Well aside from being utterly delicious and nutritious they are also convenient and easy to cook. Not to forget that they are grown in abundance in our Australian waters with almost no impact on the environment.
Blue mussels (Mytilus edulis) are the most common mussels served across the country. You can pick up a kg in the shops for as little as $10 these days. They are kept alive out of water for more than 10 days in tidy vac bags, easy to transport and store. Making it possible to have fresh mussels in the fridge for dinner. A lot of mussels are grown on Australia”s southern coastline and around Tasmania, with naturally clean water full of plankton and other microscopic sea creatures for the mussels to filter out.
Farming mussels has very little impact on the environment, with.the mussels often grown on ropes exposed to the oceans currents and tides.
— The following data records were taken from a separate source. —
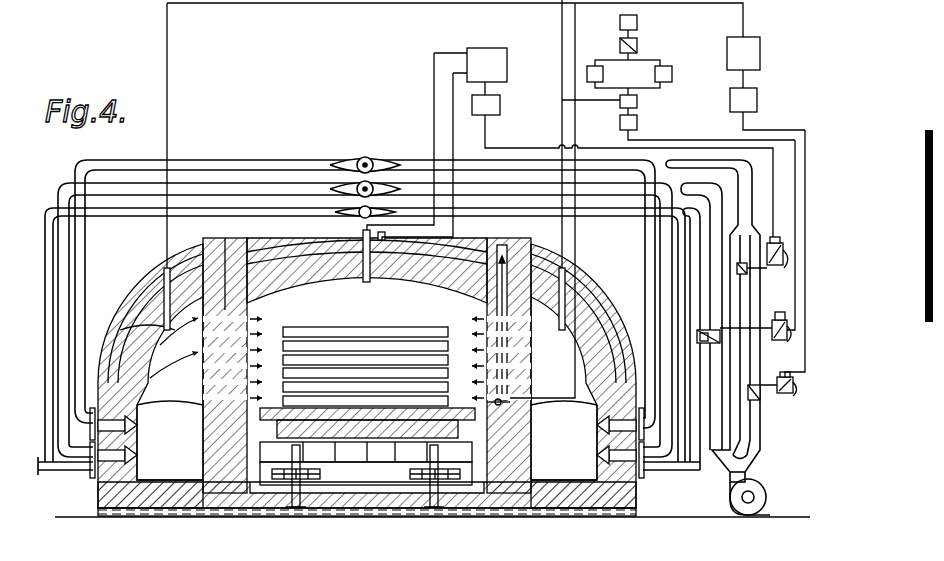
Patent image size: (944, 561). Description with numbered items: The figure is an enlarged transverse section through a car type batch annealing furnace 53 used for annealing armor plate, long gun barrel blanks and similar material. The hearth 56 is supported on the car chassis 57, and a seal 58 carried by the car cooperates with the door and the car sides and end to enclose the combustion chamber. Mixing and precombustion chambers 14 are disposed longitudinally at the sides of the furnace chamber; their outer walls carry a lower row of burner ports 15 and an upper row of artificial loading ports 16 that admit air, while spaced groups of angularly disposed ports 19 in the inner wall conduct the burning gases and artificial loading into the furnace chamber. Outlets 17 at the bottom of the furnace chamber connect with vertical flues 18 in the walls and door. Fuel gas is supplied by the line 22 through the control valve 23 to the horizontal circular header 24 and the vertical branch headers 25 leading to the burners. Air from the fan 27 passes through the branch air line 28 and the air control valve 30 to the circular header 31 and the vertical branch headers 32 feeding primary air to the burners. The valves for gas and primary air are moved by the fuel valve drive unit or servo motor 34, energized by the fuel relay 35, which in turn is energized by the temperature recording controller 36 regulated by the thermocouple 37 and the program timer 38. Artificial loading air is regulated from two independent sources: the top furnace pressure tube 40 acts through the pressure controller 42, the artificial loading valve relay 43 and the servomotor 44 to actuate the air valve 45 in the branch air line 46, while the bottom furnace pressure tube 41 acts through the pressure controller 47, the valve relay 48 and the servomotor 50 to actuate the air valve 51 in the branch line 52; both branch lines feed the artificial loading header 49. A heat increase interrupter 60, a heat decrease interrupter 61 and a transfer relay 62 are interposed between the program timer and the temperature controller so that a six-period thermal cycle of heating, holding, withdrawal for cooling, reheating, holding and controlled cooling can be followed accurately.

The mixing and precombustion chamber 14 is at (565, 440).
The burner ports 15 is at (594, 456).
The artificial loading ports 16 is at (594, 426).
The outlets 17 is at (496, 400).
The vertical flues 18 is at (505, 240).
The ports 19 is at (205, 340).
The line 22 is at (707, 470).
The control valve 23 is at (700, 333).
The horizontal circular header 24 is at (355, 214).
The vertical branch headers 25 is at (664, 262).
The fan 27 is at (767, 497).
The branch air line 28 is at (746, 462).
The air control valve 30 is at (705, 340).
The circular header 31 is at (690, 183).
The vertical branch headers 32 is at (650, 242).
The fuel valve drive unit or servo motor 34 is at (780, 340).
The fuel relay 35 is at (637, 122).
The temperature recording controller 36 is at (637, 100).
The thermocouple 37 is at (562, 268).
The program timer 38 is at (637, 22).
The top furnace pressure tube 40 is at (370, 282).
The bottom furnace pressure tube 41 is at (512, 402).
The pressure controller 42 is at (470, 71).
The artificial loading valve relay 43 is at (499, 106).
The artificial loading valve drive unit or servomotor 44 is at (776, 266).
The air valve 45 is at (744, 276).
The branch air line 46 is at (745, 448).
The pressure controller 47 is at (743, 62).
The valve relay 48 is at (757, 102).
The artificial loading header 49 is at (672, 160).
The servomotor 50 is at (760, 396).
The air valve 51 is at (752, 435).
The branch line 52 is at (757, 430).
The car type batch annealing furnace 53 is at (125, 330).
The hearth 56 is at (368, 470).
The car chassis 57 is at (430, 478).
The seal 58 is at (440, 505).
The heat increase interrupter 60 is at (593, 68).
The heat decrease interrupter 61 is at (664, 66).
The transfer relay 62 is at (637, 45).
This way they can filter the water to obtain the nutrients that are needed to grow. It takes about 12 to 15 months for them to be market ready.. These little farmed beauties are a great source of protein, omega 3, zinc, vitamin b12 and selenium.
When we get down to the business of cooking and eating mussels there are a few things we need to be aware of. Never cook and more importantly to remember is never eat a mussel that was dead before it was cooked. You should only work with live mussels. You know that they are still living when the shells close after a few taps. Any mussels that remain open have died and need to be discarded. Once your mussels are checked and safe to eat it doesn’t take much to cook them and can also be eaten raw. Just ask the French. I love cooking mussels in tomato with chilli, garlic, basil and olive oil. I guess that’s my go to but I keep coming up with new recipes because these things are so versatile and can bring a gourmet touch to any meal.
So come on Australia, there is nothing to lose and so much to gain by including mussels in your diet.